Tonight I have a room of my own and the man who took my krónur said I can check out late. I said goodbye to my friends at the hostel. I think we were being polite, but they are men with fine aspects. One of them had a nice smile when he smiled, which wasn’t too often. I cooked and ate alone here, and came to my room. I sat at my computer and when I looked up the sky was pink and the sun was setting, which means that it’s late.

The other guy last night said this idea of right and wrong is pretentious and self-obsessed. I’m not sure what specifically he meant, but it reminds me, the right thing and the wrong thing are the same thing, and then there’s everything else—which is life.

I walked by the fjord when I left them in the morning, mild sunlit day, and sat down on the far side on tufts of grass to eat hazelnuts and read a few chapters of Ripples from Iceland. But I felt tied somehow to them at the hostel and little kernels of conscious about how we will part. I wondered if my new hiking boots were, in fact, a size too small.

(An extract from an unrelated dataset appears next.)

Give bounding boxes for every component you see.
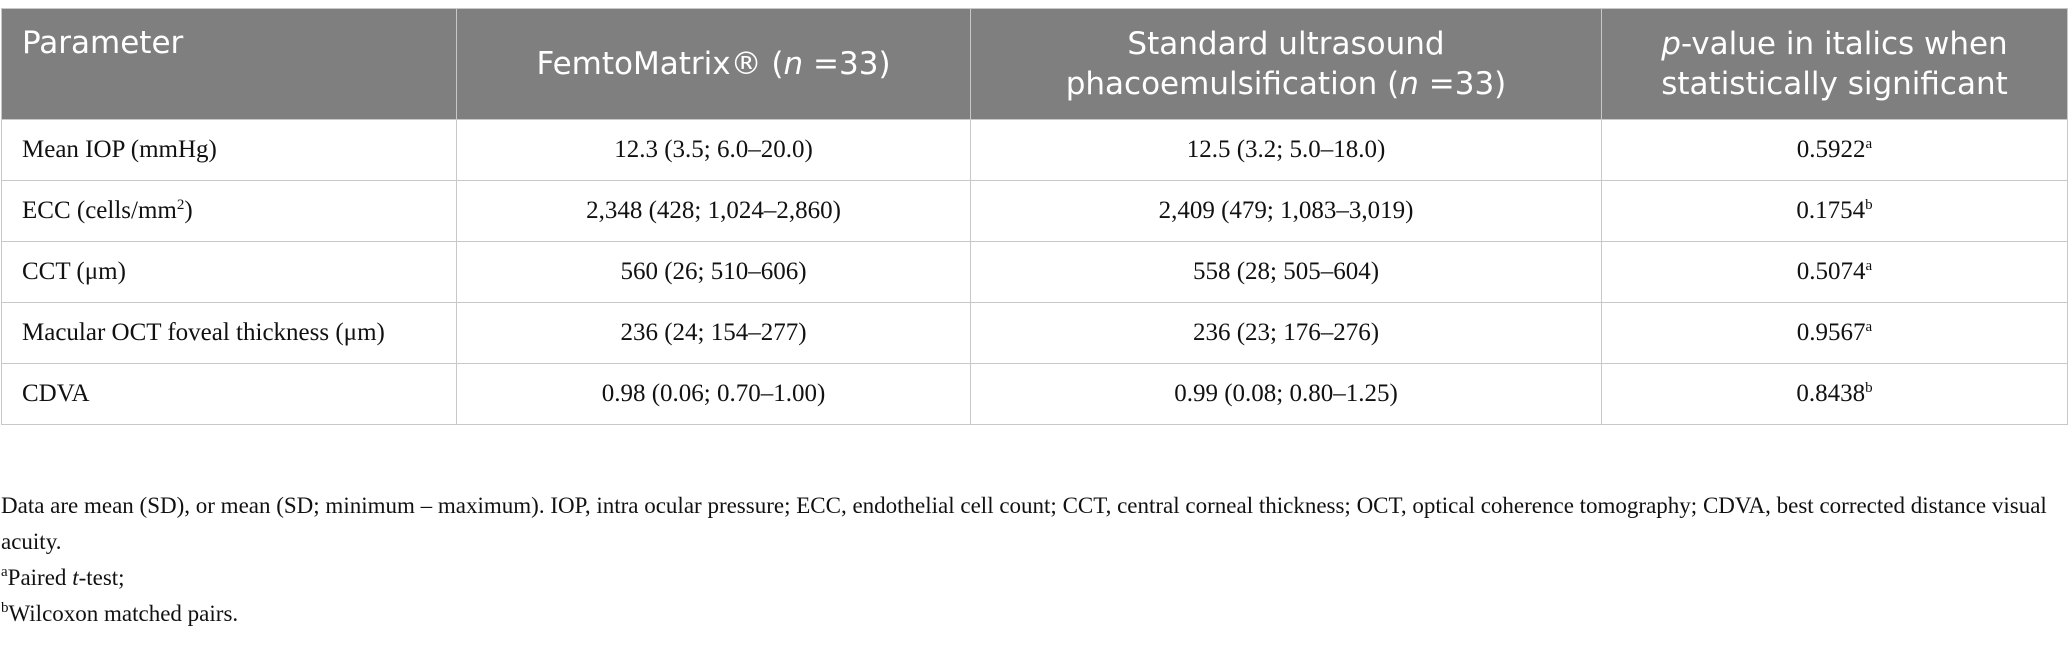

On the bus the landscape is the colour of an orca, black and white in daubs. I looked around the bus and an old man was sitting in the seat across the aisle, with white eyebrows and stubble, and pale rosey cheeks, and he seemed ok with whatever he’d done in his life.

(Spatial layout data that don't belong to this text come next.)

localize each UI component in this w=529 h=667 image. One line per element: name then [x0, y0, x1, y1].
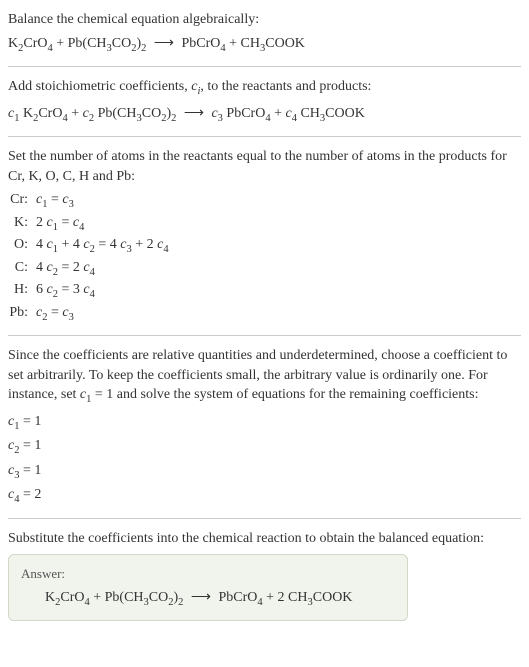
section2-equation: c1 K2CrO4 + c2 Pb(CH3CO2)2 ⟶ c3 PbCrO4 +… — [8, 104, 521, 126]
section2-title: Add stoichiometric coefficients, ci, to … — [8, 77, 521, 99]
answer-box: Answer: K2CrO4 + Pb(CH3CO2)2 ⟶ PbCrO4 + … — [8, 554, 408, 621]
atom-row: K: 2 c1 = c4 — [8, 213, 521, 235]
atom-row: O: 4 c1 + 4 c2 = 4 c3 + 2 c4 — [8, 235, 521, 257]
divider — [8, 136, 521, 137]
coeff-item: c1 = 1 — [8, 412, 521, 434]
section1-equation: K2CrO4 + Pb(CH3CO2)2 ⟶ PbCrO4 + CH3COOK — [8, 34, 521, 56]
atom-label: O: — [8, 235, 36, 255]
atom-label: Pb: — [8, 303, 36, 323]
atom-row: H: 6 c2 = 3 c4 — [8, 280, 521, 302]
divider — [8, 518, 521, 519]
atom-row: Cr: c1 = c3 — [8, 190, 521, 212]
atom-row: C: 4 c2 = 2 c4 — [8, 258, 521, 280]
coeff-list: c1 = 1 c2 = 1 c3 = 1 c4 = 2 — [8, 412, 521, 508]
coeff-item: c3 = 1 — [8, 461, 521, 483]
atom-label: C: — [8, 258, 36, 278]
atom-label: H: — [8, 280, 36, 300]
atom-equation: c2 = c3 — [36, 303, 521, 325]
section-solve: Since the coefficients are relative quan… — [8, 346, 521, 508]
atom-equation: c1 = c3 — [36, 190, 521, 212]
section3-title: Set the number of atoms in the reactants… — [8, 147, 521, 186]
atom-equation: 2 c1 = c4 — [36, 213, 521, 235]
coeff-item: c4 = 2 — [8, 485, 521, 507]
atom-row: Pb: c2 = c3 — [8, 303, 521, 325]
section-answer: Substitute the coefficients into the che… — [8, 529, 521, 621]
section4-title: Since the coefficients are relative quan… — [8, 346, 521, 408]
section-balance-intro: Balance the chemical equation algebraica… — [8, 10, 521, 56]
section1-title: Balance the chemical equation algebraica… — [8, 10, 521, 30]
divider — [8, 335, 521, 336]
answer-label: Answer: — [21, 565, 395, 583]
section-stoich: Add stoichiometric coefficients, ci, to … — [8, 77, 521, 126]
atom-equation: 6 c2 = 3 c4 — [36, 280, 521, 302]
atom-equation: 4 c2 = 2 c4 — [36, 258, 521, 280]
atom-equation: 4 c1 + 4 c2 = 4 c3 + 2 c4 — [36, 235, 521, 257]
divider — [8, 66, 521, 67]
atom-label: Cr: — [8, 190, 36, 210]
coeff-item: c2 = 1 — [8, 436, 521, 458]
section-atoms: Set the number of atoms in the reactants… — [8, 147, 521, 325]
atom-label: K: — [8, 213, 36, 233]
answer-equation: K2CrO4 + Pb(CH3CO2)2 ⟶ PbCrO4 + 2 CH3COO… — [21, 588, 395, 610]
section5-title: Substitute the coefficients into the che… — [8, 529, 521, 549]
atoms-table: Cr: c1 = c3 K: 2 c1 = c4 O: 4 c1 + 4 c2 … — [8, 190, 521, 325]
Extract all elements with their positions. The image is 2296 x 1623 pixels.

Last night the S— guy was telling me places to go, and then he bought beers for us, and later a C— guy sat down and talked nice. As my friend says, with travel is loss.

Rilke writes only someone who is ready for everything, who doesn’t exclude any experience, even the most incomprehensible, will live the relationship with another person as something alive and will himself sound the depths of his own being.

And on writing poetry, he writes Try to raise up the sunken feelings of this enormous past; your personality will grow stronger, your solitude will expand and become a place where you can live in the twilight, where the noise of other people passes by, far in the distance. – And if out of this turning-within, out of this immersion in your own world, poems come, then you will not think of asking anyone whether they are good or not. Nor will you try to interest magazines in these works: for you will see them as your dear natural possession, a piece of your life, a voice from it. A work of art is good if it has arisen out of necessity. That is the only way one can judge it.

Standard

Sunday Roast

2103 - Akureyri

Iceland (Photo credit: luispabon)

It’s Sunday in a small town in northern I—. I went to the information centre and then to church. Last night I went out with some guys from the hostel for beers, but I came back early. I wrote with my sister on facebook chat and she said Don’t be too hard on yourself. One of the guys was out smoking when I came back from church. He said, Nothing to do here, anyway it’s Sunday. I walked to the grocery store thinking, Yes, Sunday is a day of rest. I read in an interview that Nicole Kidman and Keith Urban named their eldest daughter Sunday because Sundays were the hardest days when they were single and lonely, before they found one another. That seemed quite poetic to me.

I had planned to go to the thermal pool but the guys invited me to bowling so I went. One confided that he gets bored here. I can see friendly relationships stretch out like this, like unmoored sandbanks in all directions in the sea, untamed and unbound, but soon enough I get toady like the lady in Tirra Lirra by the River. Anyway, it’s nice to see that it might be possible. We had our bowling and a game of pool, and I cooked up my vegetables and fish cakes. Not everything can depend on the thought that someone likes you.

Yesterday was clear and mild and I walked along the fjord, and half across the causeway. The fjord was snow-covered along the top sides.

It’s raining now, though a few snowflakes were falling whilst we played pool.